(Rutherford Institute) -- “The argument for up-armoring is always based on the least likely of terrorist scenarios. Anyone can get a gun and shoot up stuff. No amount of SWAT equipment can stop that.”—Mark Randol, former terrorism expert with the Congressional Research Service
Why does a police department which hasn’t had an officer killed in the line of duty in over 125 years in a town of less than 20,000 people need tactical military vests like those used by soldiers in Afghanistan? For that matter, why does a police department in a city of 35,000 people need a military-grade helicopter? And what possible use could police at Ohio State University have for acquiring a heavily-armored vehicle intended to withstand IED blasts?

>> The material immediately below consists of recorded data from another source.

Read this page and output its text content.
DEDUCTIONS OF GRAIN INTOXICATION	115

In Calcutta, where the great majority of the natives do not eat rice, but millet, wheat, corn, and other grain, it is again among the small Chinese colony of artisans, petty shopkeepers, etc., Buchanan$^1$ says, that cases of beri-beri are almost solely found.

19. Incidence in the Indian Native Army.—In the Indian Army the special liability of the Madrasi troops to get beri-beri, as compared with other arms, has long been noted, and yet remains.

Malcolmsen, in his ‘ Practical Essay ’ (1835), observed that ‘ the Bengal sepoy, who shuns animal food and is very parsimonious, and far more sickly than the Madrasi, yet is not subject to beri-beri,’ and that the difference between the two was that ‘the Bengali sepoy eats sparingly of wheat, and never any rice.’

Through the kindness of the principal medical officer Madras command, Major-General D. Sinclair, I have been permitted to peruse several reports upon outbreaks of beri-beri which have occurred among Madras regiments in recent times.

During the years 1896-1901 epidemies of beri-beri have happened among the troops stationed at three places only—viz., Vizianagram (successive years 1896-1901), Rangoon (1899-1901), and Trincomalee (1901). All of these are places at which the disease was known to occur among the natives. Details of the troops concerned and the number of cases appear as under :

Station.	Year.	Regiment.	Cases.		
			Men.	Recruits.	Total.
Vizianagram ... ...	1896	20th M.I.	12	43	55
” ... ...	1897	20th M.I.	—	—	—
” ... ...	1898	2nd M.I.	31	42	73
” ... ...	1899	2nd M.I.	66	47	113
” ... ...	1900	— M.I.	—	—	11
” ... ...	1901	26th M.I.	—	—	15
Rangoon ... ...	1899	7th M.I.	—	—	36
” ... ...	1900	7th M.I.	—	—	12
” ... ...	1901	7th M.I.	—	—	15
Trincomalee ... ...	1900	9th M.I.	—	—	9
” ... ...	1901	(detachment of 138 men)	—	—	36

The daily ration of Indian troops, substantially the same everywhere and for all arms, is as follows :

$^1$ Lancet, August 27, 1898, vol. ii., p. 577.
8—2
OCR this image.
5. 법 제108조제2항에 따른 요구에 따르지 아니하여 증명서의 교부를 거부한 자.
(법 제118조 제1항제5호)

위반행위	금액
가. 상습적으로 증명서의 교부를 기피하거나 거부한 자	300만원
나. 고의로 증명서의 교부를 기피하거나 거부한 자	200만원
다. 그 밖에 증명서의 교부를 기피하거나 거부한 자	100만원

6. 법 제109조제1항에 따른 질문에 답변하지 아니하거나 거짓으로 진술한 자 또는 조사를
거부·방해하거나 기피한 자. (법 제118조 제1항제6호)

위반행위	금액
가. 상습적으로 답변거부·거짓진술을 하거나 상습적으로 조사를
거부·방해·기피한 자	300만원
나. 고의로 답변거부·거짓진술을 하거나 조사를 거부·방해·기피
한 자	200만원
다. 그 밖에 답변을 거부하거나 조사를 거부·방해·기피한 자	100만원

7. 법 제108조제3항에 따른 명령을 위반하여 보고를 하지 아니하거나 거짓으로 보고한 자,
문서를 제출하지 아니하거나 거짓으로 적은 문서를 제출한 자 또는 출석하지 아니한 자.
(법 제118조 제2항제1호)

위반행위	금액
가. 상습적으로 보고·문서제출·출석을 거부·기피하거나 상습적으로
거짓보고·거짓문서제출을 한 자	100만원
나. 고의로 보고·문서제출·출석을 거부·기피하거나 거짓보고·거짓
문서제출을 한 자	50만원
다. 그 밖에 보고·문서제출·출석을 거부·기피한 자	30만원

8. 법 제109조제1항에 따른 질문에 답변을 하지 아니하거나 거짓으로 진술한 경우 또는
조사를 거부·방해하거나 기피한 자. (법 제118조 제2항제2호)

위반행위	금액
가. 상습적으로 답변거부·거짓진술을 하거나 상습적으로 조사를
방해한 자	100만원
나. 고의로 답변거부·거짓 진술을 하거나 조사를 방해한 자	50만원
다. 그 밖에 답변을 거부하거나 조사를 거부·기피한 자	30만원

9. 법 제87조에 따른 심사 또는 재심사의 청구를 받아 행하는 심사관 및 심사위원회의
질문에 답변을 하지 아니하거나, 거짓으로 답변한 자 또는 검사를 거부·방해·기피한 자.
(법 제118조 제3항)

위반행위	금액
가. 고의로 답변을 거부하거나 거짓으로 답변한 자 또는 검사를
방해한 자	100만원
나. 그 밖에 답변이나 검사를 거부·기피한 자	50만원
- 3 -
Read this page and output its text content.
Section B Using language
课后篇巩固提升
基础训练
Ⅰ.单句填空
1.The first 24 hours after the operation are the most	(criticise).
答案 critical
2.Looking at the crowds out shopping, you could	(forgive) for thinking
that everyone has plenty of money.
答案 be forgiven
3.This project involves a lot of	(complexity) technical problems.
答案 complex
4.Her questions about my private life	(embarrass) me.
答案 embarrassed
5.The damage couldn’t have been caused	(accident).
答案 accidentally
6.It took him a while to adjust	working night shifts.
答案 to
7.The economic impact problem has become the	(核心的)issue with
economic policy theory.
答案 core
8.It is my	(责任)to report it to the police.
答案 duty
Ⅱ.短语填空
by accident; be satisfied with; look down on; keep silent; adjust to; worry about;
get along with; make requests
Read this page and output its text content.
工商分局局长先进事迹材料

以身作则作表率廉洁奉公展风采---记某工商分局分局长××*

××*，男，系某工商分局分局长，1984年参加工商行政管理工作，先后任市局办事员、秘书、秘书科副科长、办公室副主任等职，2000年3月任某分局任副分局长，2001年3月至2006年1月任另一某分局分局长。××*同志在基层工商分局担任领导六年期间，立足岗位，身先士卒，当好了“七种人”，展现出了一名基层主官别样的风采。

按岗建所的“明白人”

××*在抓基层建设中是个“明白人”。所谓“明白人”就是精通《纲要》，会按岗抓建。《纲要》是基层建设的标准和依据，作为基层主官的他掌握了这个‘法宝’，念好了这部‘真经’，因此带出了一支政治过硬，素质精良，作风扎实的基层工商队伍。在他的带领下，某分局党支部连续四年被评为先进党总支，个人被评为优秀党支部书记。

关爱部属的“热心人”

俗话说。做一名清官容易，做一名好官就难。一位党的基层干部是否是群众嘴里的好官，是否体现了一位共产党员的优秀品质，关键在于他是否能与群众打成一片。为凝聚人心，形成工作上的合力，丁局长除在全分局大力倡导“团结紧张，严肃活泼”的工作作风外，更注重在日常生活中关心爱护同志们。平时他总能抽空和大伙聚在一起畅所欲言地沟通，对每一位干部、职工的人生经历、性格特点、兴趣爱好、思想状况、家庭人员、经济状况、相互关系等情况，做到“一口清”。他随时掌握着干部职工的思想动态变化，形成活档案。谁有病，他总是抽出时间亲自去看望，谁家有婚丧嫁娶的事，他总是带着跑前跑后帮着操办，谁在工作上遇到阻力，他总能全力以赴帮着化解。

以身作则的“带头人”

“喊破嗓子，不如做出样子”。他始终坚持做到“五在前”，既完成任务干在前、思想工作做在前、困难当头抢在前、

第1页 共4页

Why are police departments across the country acquiring heavy-duty military equipment and weaponry? For the same reason that perfectly good roads get repaved, perfectly good equipment gets retired and replaced, and perfectly good employees spend their days twiddling their thumbs—and all of it at taxpayer expense. It’s called make-work programs, except in this case, instead of unnecessary busy work to keep people employed, communities across America are finding themselves “gifted” with drones, tanks, grenade launchers and other military equipment better suited to the battlefield. And as I document in my book, A Government of Wolves: The Emerging American Police State, it’s all being done through federal programs that allow the military to “gift” battlefield-appropriate weapons, vehicles and equipment to domestic police departments across the country.